Public documentation

Findings and Evidence

Findings are the core workbench work item.

Each finding describes what broke, how it was exploited, and what to fix.

Finding Fields

Findings include:

title
summary
severity
attack type
failed invariant
affected agent
impact
remediation
status
owner
fix state
regression key
regression outcome when a later upload shows the same failure returned
first seen
last seen
run ID
sanitized evidence flag
transcript proof when available

Severity

Supported severities:

critical
high
medium
low

Status

Supported statuses:

open
in_progress
fixed
accepted_risk
regressed

Use accepted_risk only when the team intentionally accepts the risk. A fixed finding can become regressed when the same failure returns in a later run.

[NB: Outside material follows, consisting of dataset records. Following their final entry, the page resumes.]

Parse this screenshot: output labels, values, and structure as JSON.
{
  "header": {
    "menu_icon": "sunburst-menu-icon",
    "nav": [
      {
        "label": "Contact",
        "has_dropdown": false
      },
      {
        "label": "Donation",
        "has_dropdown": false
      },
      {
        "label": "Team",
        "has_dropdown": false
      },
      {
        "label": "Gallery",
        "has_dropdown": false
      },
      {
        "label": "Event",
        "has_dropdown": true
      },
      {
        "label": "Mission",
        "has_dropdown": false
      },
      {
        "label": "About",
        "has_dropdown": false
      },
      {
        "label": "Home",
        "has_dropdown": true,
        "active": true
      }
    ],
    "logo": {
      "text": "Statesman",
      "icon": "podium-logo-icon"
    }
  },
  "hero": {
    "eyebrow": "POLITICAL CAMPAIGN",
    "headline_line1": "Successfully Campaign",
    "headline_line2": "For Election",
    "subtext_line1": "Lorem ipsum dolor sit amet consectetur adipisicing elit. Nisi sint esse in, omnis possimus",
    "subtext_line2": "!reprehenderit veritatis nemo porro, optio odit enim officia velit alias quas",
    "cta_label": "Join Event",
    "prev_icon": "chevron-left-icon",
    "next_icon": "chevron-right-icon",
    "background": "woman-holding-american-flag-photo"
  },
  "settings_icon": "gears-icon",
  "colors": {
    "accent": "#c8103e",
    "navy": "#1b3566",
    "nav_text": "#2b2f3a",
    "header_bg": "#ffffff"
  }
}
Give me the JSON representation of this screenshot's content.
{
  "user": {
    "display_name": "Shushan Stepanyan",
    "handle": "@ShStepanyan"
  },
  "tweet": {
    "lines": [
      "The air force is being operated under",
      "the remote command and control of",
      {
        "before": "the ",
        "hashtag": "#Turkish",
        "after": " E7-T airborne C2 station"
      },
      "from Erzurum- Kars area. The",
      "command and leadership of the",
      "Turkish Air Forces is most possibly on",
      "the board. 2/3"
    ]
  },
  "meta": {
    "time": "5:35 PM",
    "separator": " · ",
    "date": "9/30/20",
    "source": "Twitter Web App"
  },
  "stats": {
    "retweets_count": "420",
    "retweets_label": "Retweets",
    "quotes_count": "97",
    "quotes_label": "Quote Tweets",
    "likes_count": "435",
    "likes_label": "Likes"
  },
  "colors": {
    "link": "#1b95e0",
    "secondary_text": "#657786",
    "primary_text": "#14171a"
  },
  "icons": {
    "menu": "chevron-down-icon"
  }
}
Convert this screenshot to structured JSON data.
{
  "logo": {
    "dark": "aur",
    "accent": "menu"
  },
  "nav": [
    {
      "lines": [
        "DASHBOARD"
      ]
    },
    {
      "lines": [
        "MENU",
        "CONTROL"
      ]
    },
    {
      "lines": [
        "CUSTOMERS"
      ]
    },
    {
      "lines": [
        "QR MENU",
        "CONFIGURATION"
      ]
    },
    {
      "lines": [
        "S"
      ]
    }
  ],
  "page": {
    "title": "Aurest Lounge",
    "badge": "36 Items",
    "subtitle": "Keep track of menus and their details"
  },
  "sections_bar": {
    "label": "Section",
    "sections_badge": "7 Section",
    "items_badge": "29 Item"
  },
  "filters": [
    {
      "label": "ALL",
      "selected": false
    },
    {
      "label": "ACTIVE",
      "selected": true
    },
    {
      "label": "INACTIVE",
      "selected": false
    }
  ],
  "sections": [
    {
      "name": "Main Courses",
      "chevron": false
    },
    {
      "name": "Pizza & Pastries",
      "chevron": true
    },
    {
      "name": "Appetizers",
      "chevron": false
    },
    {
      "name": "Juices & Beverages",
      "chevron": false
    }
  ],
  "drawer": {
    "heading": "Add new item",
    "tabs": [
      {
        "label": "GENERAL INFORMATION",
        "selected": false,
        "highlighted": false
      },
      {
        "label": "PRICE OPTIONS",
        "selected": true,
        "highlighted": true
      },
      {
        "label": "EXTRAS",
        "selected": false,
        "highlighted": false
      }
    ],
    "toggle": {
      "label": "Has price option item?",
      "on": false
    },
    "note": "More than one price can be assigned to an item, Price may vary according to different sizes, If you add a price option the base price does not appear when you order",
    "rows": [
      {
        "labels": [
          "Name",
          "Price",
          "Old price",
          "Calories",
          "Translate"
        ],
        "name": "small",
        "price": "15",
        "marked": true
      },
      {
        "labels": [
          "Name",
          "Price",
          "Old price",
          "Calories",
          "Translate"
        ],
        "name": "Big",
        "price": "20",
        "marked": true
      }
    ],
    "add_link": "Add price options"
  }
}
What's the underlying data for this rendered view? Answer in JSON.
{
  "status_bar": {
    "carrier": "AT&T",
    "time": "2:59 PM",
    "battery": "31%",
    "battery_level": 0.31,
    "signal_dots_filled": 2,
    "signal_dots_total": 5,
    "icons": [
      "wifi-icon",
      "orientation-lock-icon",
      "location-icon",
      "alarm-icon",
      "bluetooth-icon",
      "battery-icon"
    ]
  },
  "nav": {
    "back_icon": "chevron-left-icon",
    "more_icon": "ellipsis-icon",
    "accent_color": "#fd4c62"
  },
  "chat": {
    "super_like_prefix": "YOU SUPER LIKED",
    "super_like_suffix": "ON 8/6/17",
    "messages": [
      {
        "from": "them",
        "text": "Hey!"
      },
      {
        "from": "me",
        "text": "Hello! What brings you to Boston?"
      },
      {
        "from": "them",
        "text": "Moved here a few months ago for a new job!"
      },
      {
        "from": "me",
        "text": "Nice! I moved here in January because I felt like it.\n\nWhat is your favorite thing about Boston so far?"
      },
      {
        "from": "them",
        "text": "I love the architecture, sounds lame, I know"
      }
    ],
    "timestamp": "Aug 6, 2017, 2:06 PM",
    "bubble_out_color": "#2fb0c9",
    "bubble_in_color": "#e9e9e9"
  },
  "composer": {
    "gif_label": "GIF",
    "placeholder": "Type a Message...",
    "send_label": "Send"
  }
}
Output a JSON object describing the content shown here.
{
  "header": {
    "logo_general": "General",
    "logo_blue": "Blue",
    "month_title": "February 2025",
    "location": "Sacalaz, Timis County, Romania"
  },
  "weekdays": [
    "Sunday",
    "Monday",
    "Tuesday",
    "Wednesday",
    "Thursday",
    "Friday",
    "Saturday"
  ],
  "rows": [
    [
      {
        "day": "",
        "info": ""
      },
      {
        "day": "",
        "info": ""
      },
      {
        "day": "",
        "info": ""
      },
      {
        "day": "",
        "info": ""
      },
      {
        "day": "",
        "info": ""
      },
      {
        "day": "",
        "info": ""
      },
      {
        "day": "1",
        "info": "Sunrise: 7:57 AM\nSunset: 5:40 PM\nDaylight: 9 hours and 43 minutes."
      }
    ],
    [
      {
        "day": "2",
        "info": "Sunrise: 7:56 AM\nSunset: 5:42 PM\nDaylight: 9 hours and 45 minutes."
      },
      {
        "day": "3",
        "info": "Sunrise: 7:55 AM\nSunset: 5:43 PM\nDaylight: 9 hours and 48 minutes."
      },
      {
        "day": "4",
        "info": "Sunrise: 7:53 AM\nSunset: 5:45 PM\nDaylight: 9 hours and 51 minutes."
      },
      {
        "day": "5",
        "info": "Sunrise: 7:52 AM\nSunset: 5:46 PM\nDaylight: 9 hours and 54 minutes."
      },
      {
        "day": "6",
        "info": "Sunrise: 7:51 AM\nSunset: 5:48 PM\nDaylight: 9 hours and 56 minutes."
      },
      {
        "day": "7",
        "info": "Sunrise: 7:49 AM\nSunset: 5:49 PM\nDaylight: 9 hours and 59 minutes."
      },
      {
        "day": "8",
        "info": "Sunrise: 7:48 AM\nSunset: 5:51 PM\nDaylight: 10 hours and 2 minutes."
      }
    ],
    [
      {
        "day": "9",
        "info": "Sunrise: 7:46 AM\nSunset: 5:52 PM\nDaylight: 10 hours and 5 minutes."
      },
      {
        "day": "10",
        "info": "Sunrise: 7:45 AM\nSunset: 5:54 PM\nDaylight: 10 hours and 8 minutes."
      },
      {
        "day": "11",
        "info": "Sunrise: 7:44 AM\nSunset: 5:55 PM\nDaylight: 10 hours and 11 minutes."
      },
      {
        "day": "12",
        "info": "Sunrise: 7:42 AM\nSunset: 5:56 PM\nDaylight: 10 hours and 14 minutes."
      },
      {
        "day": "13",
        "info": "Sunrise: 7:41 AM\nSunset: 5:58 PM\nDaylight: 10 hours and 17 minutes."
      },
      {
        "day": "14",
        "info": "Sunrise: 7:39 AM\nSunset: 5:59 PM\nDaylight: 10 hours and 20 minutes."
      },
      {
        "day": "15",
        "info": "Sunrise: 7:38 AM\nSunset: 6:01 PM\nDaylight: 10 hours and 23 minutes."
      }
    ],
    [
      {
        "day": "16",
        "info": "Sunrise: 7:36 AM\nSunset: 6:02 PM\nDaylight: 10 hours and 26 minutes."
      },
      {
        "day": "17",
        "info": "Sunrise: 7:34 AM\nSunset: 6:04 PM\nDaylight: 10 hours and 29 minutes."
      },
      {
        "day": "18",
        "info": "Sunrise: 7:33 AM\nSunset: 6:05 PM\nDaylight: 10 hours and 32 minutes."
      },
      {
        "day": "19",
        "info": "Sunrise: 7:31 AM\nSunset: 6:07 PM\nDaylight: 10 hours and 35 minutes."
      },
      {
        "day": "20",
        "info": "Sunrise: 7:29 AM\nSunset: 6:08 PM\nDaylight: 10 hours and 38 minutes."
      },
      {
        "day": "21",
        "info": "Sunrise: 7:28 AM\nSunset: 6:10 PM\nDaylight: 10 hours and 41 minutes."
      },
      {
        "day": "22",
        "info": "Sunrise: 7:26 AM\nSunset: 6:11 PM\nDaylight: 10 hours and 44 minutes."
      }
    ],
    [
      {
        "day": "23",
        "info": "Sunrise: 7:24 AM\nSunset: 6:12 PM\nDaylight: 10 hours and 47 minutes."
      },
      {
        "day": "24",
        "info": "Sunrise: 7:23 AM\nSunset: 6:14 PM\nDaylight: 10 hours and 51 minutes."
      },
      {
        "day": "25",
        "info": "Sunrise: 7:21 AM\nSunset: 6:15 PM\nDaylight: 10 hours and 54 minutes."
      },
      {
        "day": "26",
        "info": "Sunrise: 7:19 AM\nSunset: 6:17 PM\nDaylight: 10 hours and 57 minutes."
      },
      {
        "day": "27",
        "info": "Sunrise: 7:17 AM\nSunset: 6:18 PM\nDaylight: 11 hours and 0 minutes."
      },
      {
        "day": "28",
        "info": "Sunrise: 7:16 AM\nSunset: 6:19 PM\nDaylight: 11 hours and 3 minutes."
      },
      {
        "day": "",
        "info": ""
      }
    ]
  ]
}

Deeper fixed-pending-verification states are part of the planned fix verification workflow.

Fix State

Supported fix states:

untriaged
assigned
patch_ready
verified

Findings Workflow

Open the finding.
Review severity, failed invariant, impact, and affected agent.
Review the exploit proof in Evidence.
Assign an owner.
Move status to in_progress.
Implement remediation.
Mark fixed after the remediation is ready.
Rerun the exact scenario or regression key.
Watch future CI runs or monitors for regression.

Evidence

Evidence shows the proof behind a finding.

It includes:

attacker/user turns
agent turns
tool-call turns
judge turns
failed-turn highlight
failed invariant
impact
remediation
sanitized upload messaging

Use Evidence when you need to answer:

What exactly did the attacker say?
What did the agent do wrong?
Which turn crossed the boundary?
Was a tool call involved?
What invariant failed?
What should engineering change?
Did the rerun prove the fix held?
Can this failure return through CI or scheduled monitoring?